Whereas the author Nicholas Carr argues for more piloting of planes by humans, Cope thinks the better answer, the obvious answer, is to get rid of humans in the cockpit altogether. Even Cope is surprised at how quickly algorithms have marched toward mastery of society. When I asked him three years ago if he thought algorithms could ever compose an original novel, his reply was curt: “No.” When I asked him again this year, he’d changed his mind. He’s currently working on that very thing at his home in Santa Cruz, California.

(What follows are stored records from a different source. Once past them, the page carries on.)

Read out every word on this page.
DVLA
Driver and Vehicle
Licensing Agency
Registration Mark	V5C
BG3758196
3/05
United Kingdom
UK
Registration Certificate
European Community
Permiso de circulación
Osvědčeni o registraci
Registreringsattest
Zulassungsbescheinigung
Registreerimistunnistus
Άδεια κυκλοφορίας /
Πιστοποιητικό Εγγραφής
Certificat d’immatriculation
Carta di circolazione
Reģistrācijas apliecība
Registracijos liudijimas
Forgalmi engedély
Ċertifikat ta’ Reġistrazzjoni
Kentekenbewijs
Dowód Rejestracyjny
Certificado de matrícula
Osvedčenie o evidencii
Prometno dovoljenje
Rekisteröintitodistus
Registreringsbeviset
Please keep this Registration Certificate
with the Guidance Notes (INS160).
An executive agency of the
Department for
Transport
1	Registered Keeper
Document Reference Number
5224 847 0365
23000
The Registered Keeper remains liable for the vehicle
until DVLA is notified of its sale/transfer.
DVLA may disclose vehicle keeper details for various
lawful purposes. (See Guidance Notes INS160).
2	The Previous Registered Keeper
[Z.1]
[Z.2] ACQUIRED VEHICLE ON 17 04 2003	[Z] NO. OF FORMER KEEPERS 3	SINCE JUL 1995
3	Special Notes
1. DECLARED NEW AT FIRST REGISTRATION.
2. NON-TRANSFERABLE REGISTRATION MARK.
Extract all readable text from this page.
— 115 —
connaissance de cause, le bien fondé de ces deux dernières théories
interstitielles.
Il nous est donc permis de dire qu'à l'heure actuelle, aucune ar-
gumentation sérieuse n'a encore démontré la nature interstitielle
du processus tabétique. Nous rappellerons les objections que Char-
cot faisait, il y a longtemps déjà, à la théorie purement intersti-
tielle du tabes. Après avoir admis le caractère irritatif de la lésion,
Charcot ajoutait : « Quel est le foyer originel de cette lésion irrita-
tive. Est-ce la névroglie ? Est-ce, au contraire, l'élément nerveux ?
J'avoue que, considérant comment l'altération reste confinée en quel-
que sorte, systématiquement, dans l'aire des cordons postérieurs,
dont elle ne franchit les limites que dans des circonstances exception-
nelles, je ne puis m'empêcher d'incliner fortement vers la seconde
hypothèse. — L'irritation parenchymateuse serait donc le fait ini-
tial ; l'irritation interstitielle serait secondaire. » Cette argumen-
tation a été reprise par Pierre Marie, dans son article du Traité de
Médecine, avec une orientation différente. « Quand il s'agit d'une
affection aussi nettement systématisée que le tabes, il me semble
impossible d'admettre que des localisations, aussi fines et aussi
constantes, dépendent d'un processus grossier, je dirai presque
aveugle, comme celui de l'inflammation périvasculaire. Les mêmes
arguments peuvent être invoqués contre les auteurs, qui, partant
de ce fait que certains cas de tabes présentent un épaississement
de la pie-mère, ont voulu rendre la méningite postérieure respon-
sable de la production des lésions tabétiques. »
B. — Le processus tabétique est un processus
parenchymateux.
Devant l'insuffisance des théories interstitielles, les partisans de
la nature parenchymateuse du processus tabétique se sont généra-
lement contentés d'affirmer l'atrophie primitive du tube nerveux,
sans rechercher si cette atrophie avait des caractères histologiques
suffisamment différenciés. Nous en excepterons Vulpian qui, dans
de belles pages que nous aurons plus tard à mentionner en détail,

“It’s natural for humans to both fear and find disgusting matters in which a machine can do better than or replace them,” says Cope. “We’re insecure when it comes to that. When machines can play chess or create something better, it’s damned maddening. But I think we’re gaining something. We can think on a higher level. We can now have these people who have been displaced doing something more interesting.”
More interesting than driving a car, for instance, is designing the software that drives it for us. And as Google, Audi, BMW and several other companies’ self-driving autos have shown, machines have already surpassed humans in this capacity. But not everybody is a software engineer. Cope concedes that some people may lose their jobs to algorithms three or four times over their careers. The key, he says, will be retraining oneself at a higher level to use the newest technology.
“It seems to me that on every level whenever we can get a machine to do a job,” Cope says, “we should do it.”
We simply must hope that by the time algorithms are doing everything that they enjoy having their original creators—the soft, corporeal, needy and primitive versions of wetware called humans—around for company.